Cynthia Odier was born in Egypt of Greek heritage. She trained in ballet at the Geneva Conservatory and with Serge Golovine before joining the Grand Théâtre de Genève Ballet Company.

During a four-year stint in the US, she studied communications, and then worked in advertising after her return to Geneva.

In 1999, Cynthia began laying the groundwork for what would later become the FLUX LABORATORY. Her notable productions included the ballet La Bayadère, at the Grand Théâtre de Genève, followed by Face to Face, for the United Nations.

In the year 2000, she launched a collaboration with the Geneva Museum of Art and History, the Grand Théâtre de Genève, and the Ensemble Contrechamps to reconstruct the ballet La Création du Monde, choreographed by Jean Börlin for the Ballets Suédois in 1923.

The work was presented in the courtyard of the Museum of Art and History on the occasion of the Fernand Léger and African Art exhibition. This reconstruction of La Création du Monde was the first time dance had become an element in Geneva’s museums.

Cynthia created the FLUXUM FOUNDATION in 2002 along with César Menz, then Director of the Museum of Art and History in Geneva. The foundation supports production and training in dance and performance art.

The FLUX LABORATORY was invented in 2003. It is a space for artistic experimentation and for diverse interest areas to come together. It supports contemporary dance and serves as a hub for the various artistic fields to meet, exchange ideas, and reflect on their disciplines. The goal is to break down the barriers between their different worlds through experimental arts projects. Today FLUX LABORATORY offers a coworking space where entrepreneurs can immerse themselves in the world of creativity, and artists can learn about business approaches.

FLUX LABORATORY is a genuine creativity incubator.
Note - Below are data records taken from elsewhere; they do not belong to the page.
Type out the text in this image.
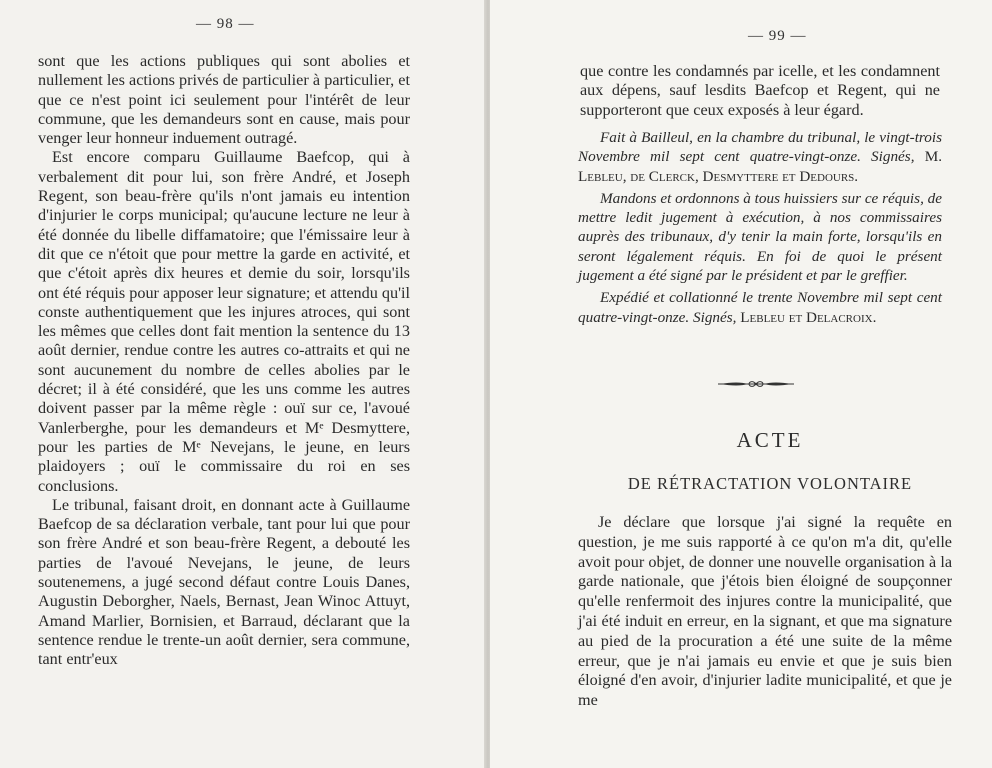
— 98 —

sont que les actions publiques qui sont abolies et nullement les actions privés de particulier à particulier, et que ce n'est point ici seulement pour l'intérêt de leur commune, que les demandeurs sont en cause, mais pour venger leur honneur induement outragé.

Est encore comparu Guillaume Baefcop, qui à verbalement dit pour lui, son frère André, et Joseph Regent, son beau-frère qu'ils n'ont jamais eu intention d'injurier le corps municipal; qu'aucune lecture ne leur à été donnée du libelle diffamatoire; que l'émissaire leur à dit que ce n'étoit que pour mettre la garde en activité, et que c'étoit après dix heures et demie du soir, lorsqu'ils ont été réquis pour apposer leur signature; et attendu qu'il conste authentiquement que les injures atroces, qui sont les mêmes que celles dont fait mention la sentence du 13 août dernier, rendue contre les autres co-attraits et qui ne sont aucunement du nombre de celles abolies par le décret; il à été considéré, que les uns comme les autres doivent passer par la même règle : ouï sur ce, l'avoué Vanlerberghe, pour les demandeurs et Mᵉ Desmyttere, pour les parties de Mᵉ Nevejans, le jeune, en leurs plaidoyers ; ouï le commissaire du roi en ses conclusions.

Le tribunal, faisant droit, en donnant acte à Guillaume Baefcop de sa déclaration verbale, tant pour lui que pour son frère André et son beau-frère Regent, a debouté les parties de l'avoué Nevejans, le jeune, de leurs soutenemens, a jugé second défaut contre Louis Danes, Augustin Deborgher, Naels, Bernast, Jean Winoc Attuyt, Amand Marlier, Bornisien, et Barraud, déclarant que la sentence rendue le trente-un août dernier, sera commune, tant entr'eux

— 99 —

que contre les condamnés par icelle, et les condamnent aux dépens, sauf lesdits Baefcop et Regent, qui ne supporteront que ceux exposés à leur égard.

Fait à Bailleul, en la chambre du tribunal, le vingt-trois Novembre mil sept cent quatre-vingt-onze. Signés, M. Lebleu, de Clerck, Desmyttere et Dedours.

Mandons et ordonnons à tous huissiers sur ce réquis, de mettre ledit jugement à exécution, à nos commissaires auprès des tribunaux, d'y tenir la main forte, lorsqu'ils en seront légalement réquis. En foi de quoi le présent jugement a été signé par le président et par le greffier.

Expédié et collationné le trente Novembre mil sept cent quatre-vingt-onze. Signés, Lebleu et Delacroix.

ACTE
DE RÉTRACTATION VOLONTAIRE

Je déclare que lorsque j'ai signé la requête en question, je me suis rapporté à ce qu'on m'a dit, qu'elle avoit pour objet, de donner une nouvelle organisation à la garde nationale, que j'étois bien éloigné de soupçonner qu'elle renfermoit des injures contre la municipalité, que j'ai été induit en erreur, en la signant, et que ma signature au pied de la procuration a été une suite de la même erreur, que je n'ai jamais eu envie et que je suis bien éloigné d'en avoir, d'injurier ladite municipalité, et que je me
It added a new space for innovation in Zurich in 2013.

The laboratory’s philosophy of Art & Business promotes the arts and dance as means of benefitting companies and local institutions through artistic productions like Holy Daughters & Terracotta Daughters, Trans Warhol, and Faces of Human Rights Defenders and the Extractive Industry.

In September 2014, Cynthia launched the concept of FLUX BOX: a tool to drive communication that invites the public and businesspeople to be inspired by the archives and original projects created by FLUX LABORATORY and the FLUX LABORATORY.

In 2016, Cynthia expanded the concept of FLUX LABORATORY to ATHENS, working with children at refugee and migrant camps. Here, educational music and ballet programs allow these children to develop their creativity and step outside their everyday lives.

FLUX LABORATORY ATHENS works in conjunction with the Swiss Embassy, the Athens State Orchestra, and the Greek Ministry of Culture and Sports to produce works such as Lagune, by Denis Savary. This piece was performed by Greek dancers at the inauguration of the Museum of Contemporary Art of the City of Athens.

FLUX LABORATORY ATHENS also coproduces many dance and social entrepreneurship films, such as Culinary Cinema Nights and Make Today to Build Tomorrow.

With over 400 performances in 15 years (Homage to Isadora Duncan, dance routines choreographed by Merce Cunningham, performances by John Giorno, Trans Warhol Opera, Tell Me Swiss Performance at the Shanghai Expo 2010, Jan Fabre, DADA 100 in collaboration with the Cabaret Voltaire, Roman Signer, etc.), FLUXUM FOUNDATION and the FLUX LABORATORY have brought together leading lights of the scientific, political, and business sectors, while providing budding innovators with a platform for encouraging new ideas and creativity.

Cynthia also devotes her time to numerous causes. She is a member of several foundation boards and committees, such as the Prix de Lausanne, Des Cinémas pour l’Afrique, No Difference, SOS Enfants, and the International Film Festival and Forum on Human Rights. She is a UNESCO ambassador for dance, and also takes part in public task forces on the economy and culture.

“Don’t ask what business can do for the arts; ask what the arts can do for business.”